Conversational Artificial Intelligence; Companion or Utility?

This existential question has been discussed, analyzed in topical conversation and movies. Is conversational based Ai a friendly sassy personality or a hyper efficient task driven utility who gets the job done?

The current AI industry narrative includes hilarious episodes how you want your Ai assistant to be your new BFF. Whether its tricking Siri to say funny things or testing a consumer brand’s new bot with outrageous questions and chuckling about the replies; the view always bends to how conversational virtual assistants need to be warm and friendly and human.

Apple recently announced they’re working on ridding Siri of her robotic voice by upgrading speech synthesis markup language to code natural verbal patterns to sound more friendly and human.

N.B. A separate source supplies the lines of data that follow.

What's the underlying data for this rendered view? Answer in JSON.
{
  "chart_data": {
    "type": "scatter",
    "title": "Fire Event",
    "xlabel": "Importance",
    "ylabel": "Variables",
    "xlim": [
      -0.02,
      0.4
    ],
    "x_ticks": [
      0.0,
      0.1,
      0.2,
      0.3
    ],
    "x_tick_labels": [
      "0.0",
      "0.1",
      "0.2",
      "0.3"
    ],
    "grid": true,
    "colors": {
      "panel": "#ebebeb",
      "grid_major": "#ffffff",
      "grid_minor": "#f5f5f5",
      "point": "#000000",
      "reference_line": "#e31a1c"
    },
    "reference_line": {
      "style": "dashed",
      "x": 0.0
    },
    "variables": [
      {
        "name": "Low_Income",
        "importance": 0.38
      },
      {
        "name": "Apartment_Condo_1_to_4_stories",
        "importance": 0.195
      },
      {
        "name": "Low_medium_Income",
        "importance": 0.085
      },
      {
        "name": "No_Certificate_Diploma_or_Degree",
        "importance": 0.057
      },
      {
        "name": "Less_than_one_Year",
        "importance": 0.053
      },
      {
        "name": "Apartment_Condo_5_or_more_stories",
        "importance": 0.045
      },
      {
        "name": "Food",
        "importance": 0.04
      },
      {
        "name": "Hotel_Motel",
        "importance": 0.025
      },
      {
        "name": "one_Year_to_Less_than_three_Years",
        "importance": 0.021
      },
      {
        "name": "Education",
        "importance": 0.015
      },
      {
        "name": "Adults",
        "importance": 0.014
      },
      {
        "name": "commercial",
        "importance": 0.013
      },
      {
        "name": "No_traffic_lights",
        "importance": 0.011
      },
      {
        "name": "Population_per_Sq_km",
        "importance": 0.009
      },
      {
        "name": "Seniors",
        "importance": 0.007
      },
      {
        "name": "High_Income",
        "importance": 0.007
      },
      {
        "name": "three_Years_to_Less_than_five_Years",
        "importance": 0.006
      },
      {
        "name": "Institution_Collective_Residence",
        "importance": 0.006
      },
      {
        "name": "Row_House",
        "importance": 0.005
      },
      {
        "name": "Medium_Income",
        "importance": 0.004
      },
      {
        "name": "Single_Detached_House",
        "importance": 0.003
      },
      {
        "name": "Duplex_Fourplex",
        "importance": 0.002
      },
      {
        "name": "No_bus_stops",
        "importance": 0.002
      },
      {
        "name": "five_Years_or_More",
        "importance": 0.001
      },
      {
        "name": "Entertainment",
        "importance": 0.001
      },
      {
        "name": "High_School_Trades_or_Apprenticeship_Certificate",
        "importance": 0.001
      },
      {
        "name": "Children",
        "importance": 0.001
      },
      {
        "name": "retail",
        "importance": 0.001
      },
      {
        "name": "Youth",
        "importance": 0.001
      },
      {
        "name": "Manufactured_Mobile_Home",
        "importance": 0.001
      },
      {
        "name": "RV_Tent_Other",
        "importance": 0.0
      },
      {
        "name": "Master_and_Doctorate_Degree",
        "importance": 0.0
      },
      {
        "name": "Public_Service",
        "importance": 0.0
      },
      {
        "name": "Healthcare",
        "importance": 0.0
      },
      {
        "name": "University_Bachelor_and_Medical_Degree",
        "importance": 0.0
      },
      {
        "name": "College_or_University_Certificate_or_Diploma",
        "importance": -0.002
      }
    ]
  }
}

Yet, it doesn’t stop at a humanlike voice, we seem to want jokes and banter too! Ask Cortana who’s her daddy, and she’ll respond with a sassy, Bill Gates centric answer while Siri can offer up funny responses to questions of what the meaning of life is or if she has a boyfriend.

These conversational quips make interacting with Ai assistants fun and offers comic relief, encouraging you to look beyond their machine learning façade. At the end of the day, the purpose of an Ai assistant is to provide a utility — whether it be troubleshooting your internet, reporting fraud, or answering your customer service questions. Imbuing the Ai assistant with the ability to joke or understand what makes a New Yorker cartoon funny, does not necessarily make them more useful.

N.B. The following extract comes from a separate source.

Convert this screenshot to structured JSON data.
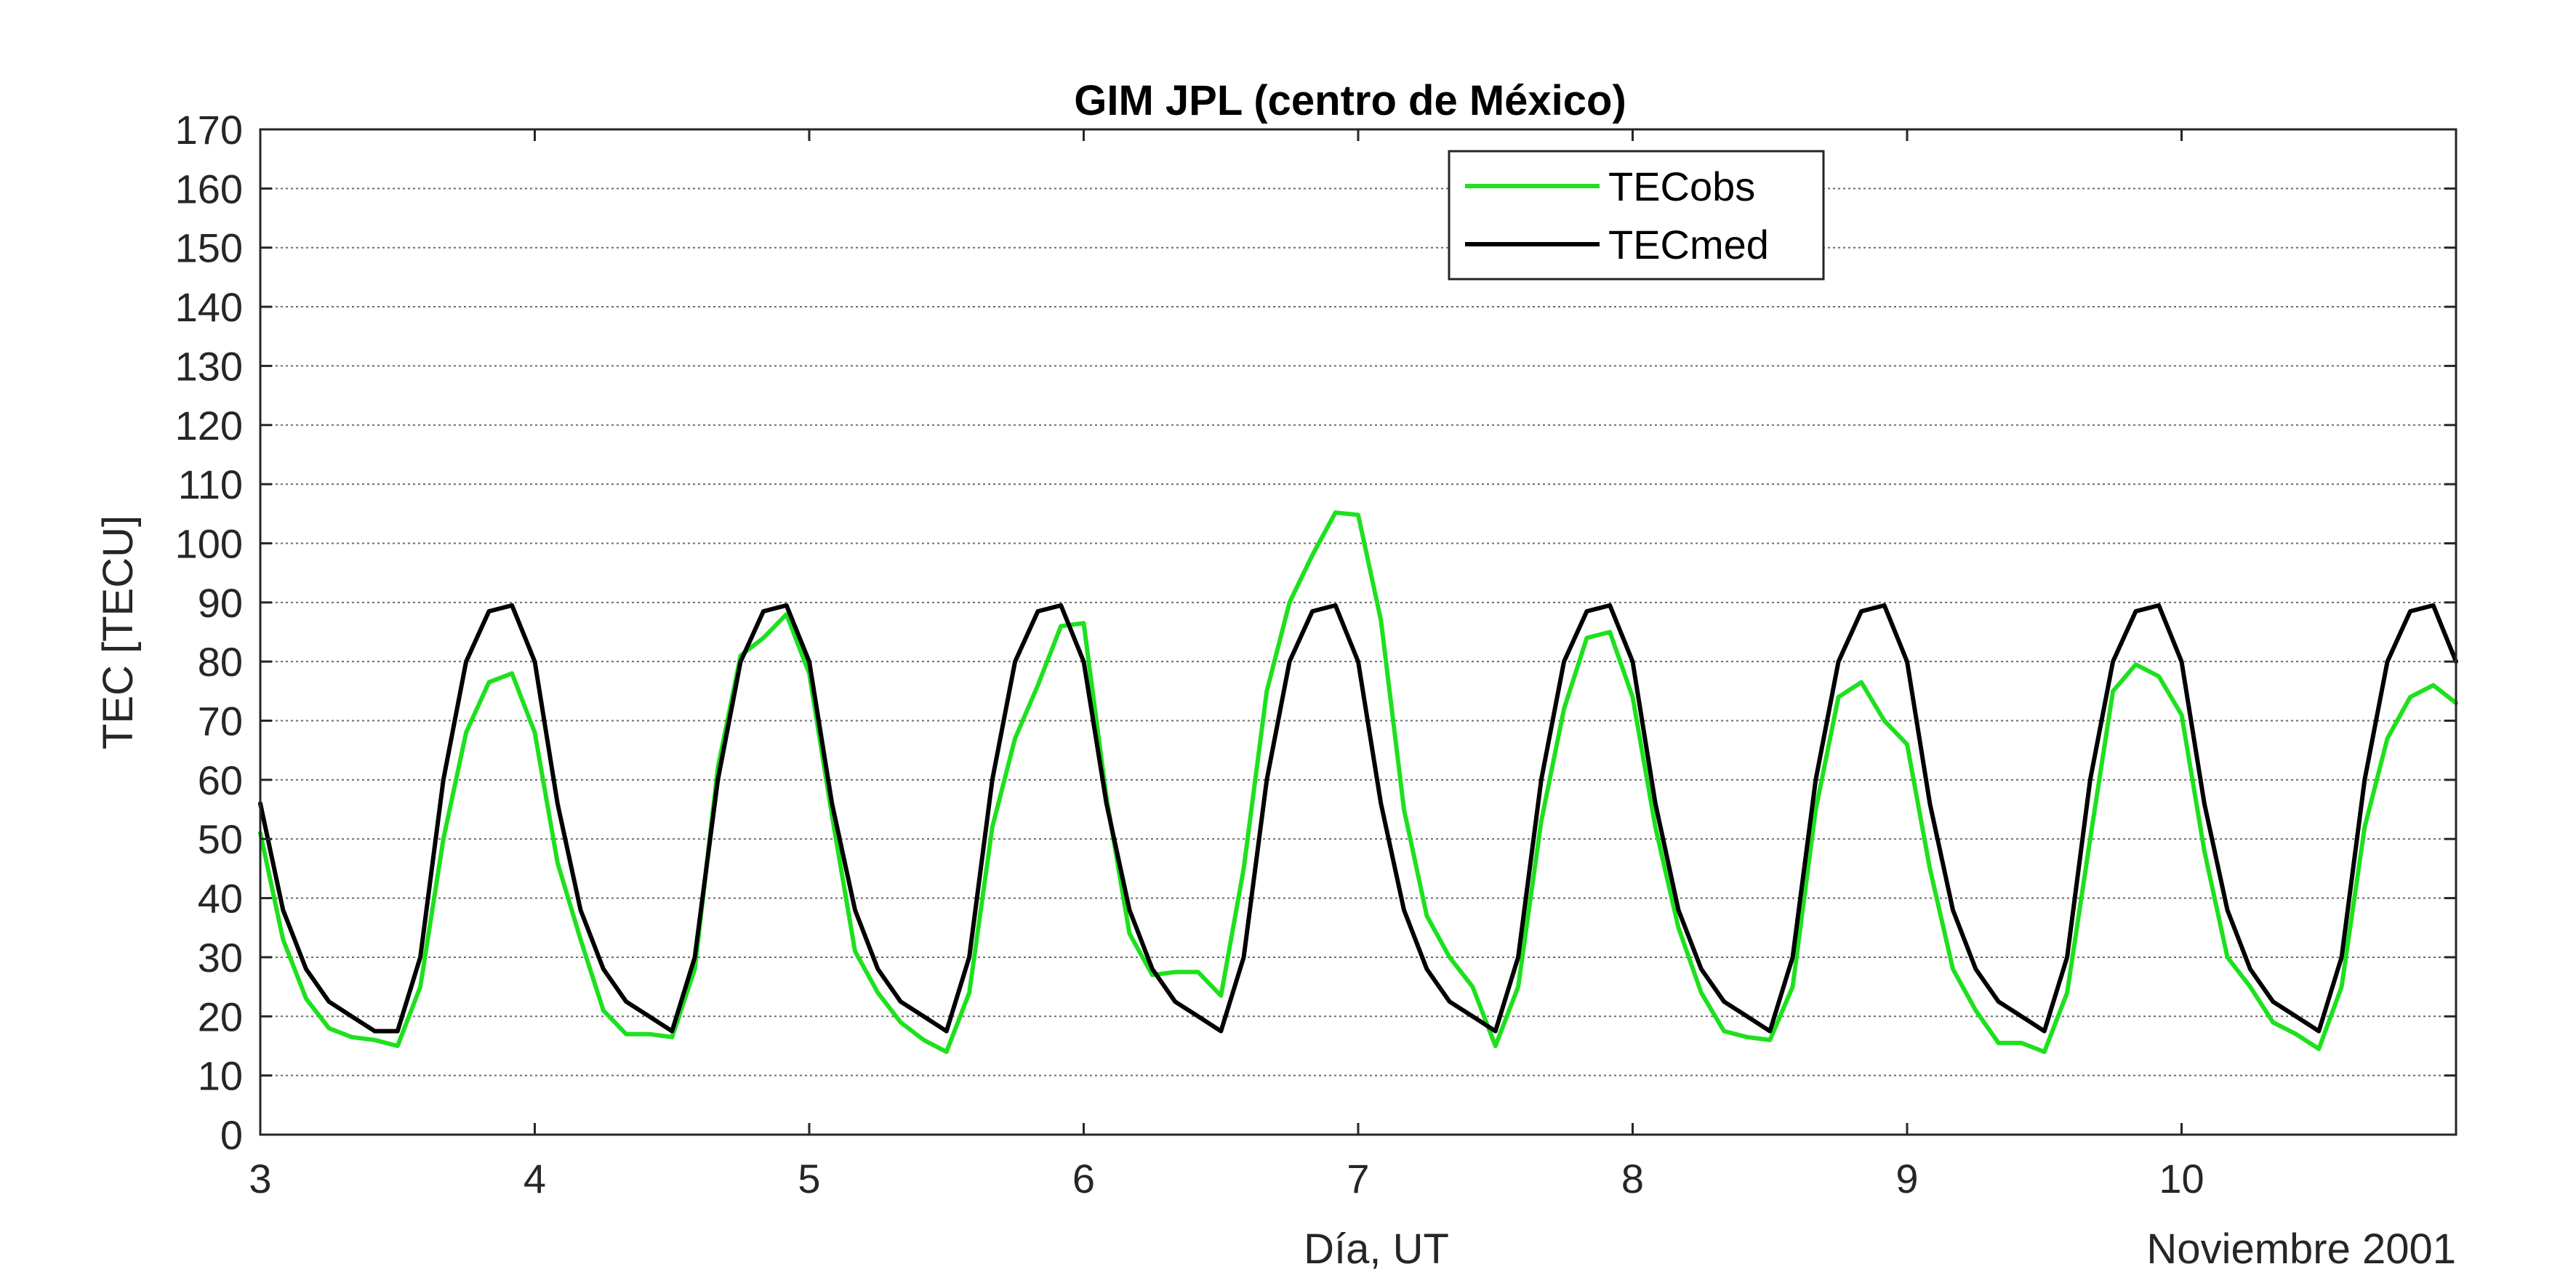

Emotional intelligence in Ai assistants should be viewed through the lens of a utility. If you have issues completing a transaction, the assistant should identify the issue and respond appropriately the next time around. This type of emotional intelligence or context is important to creating assistants that can effectively interact with users. For example: trying to understand tone — recognizing the significance of an underlying long pause or raised voice- whether its frustration or impatience and trying to execute on the task at hand. Having the ability to understand these subtle emotional cues makes task completion easier. However, companies have taken this EQ narrative even further.

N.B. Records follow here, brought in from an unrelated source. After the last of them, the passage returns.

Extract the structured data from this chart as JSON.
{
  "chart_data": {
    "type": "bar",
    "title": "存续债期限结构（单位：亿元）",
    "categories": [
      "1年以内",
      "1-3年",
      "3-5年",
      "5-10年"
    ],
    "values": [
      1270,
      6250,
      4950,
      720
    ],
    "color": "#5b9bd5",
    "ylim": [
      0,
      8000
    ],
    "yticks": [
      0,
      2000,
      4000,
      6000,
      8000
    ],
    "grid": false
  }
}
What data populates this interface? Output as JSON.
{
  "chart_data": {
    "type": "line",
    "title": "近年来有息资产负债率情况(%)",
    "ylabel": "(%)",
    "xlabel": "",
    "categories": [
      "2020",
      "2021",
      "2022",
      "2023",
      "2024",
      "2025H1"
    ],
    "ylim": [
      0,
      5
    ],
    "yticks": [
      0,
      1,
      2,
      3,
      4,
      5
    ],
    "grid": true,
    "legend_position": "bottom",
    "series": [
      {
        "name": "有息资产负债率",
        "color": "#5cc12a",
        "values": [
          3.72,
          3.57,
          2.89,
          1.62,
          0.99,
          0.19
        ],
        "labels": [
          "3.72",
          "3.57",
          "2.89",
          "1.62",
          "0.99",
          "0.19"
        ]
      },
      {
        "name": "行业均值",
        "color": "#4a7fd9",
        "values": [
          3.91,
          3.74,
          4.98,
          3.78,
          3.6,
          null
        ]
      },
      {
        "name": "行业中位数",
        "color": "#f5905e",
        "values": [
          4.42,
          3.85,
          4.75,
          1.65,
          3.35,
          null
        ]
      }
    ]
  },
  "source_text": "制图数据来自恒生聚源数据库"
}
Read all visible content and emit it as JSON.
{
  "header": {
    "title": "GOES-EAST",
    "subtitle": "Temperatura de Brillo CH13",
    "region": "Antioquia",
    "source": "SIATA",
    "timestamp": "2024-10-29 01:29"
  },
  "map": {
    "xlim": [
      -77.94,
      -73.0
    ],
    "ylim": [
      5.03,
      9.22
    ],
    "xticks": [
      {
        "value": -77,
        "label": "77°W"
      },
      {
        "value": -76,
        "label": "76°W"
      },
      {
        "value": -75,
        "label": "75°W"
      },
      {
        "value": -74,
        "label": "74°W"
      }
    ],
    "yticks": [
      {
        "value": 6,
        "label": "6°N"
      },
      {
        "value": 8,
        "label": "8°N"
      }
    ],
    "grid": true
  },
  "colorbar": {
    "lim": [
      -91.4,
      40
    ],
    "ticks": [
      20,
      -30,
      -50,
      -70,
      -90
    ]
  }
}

In the past year, Amazon unveiled ‘speechcons’ in Alexa, allowing the device to respond to colloquialism like beep beep. It makes for good marketing and perhaps makes the device less intimidating. However, does that make Alexa more useful in executing tasks?

Beyond functionality, there are other considerations when using this technology. As you build a still uneasy rapport with your Ai Assistant; remember this emerging category of Virtual Assistants have almost unlimited access to your data — emails, shopping habits, phone history and even online searches. As you utilize them to schedule meetings or purchase clothes, lets not forget, there’s a company behind the machine potentially listening and carefully analyzing what you say and do in the kitchen.

The hype around AI continue to center around assistants being just as intelligent as humans, we often lose sight of the fact that there’s still a lot of “artificial” in artificial intelligence. Behind every Ai assistant is a human that initially trains, programs and inputs data so that the AI engine and Machine learning algorithms learn how to respond with the goal of ultimately requiring less human intervention.

Despite situations like the Microsoft Tay mishap or IBM Watson falling flat on expectations in the healthcare sector, we have a long way to go before AI can function without human oversight. While we grapple with images of AI ranging from Her to Siri or a sassy customer service bot, its important to avoid mismatched expectations on what AI can and cannot do.

At the end of the day, lets not forget Ai based Virtual Assistants are a utility, and if you need a friend, a dog may be a better bet.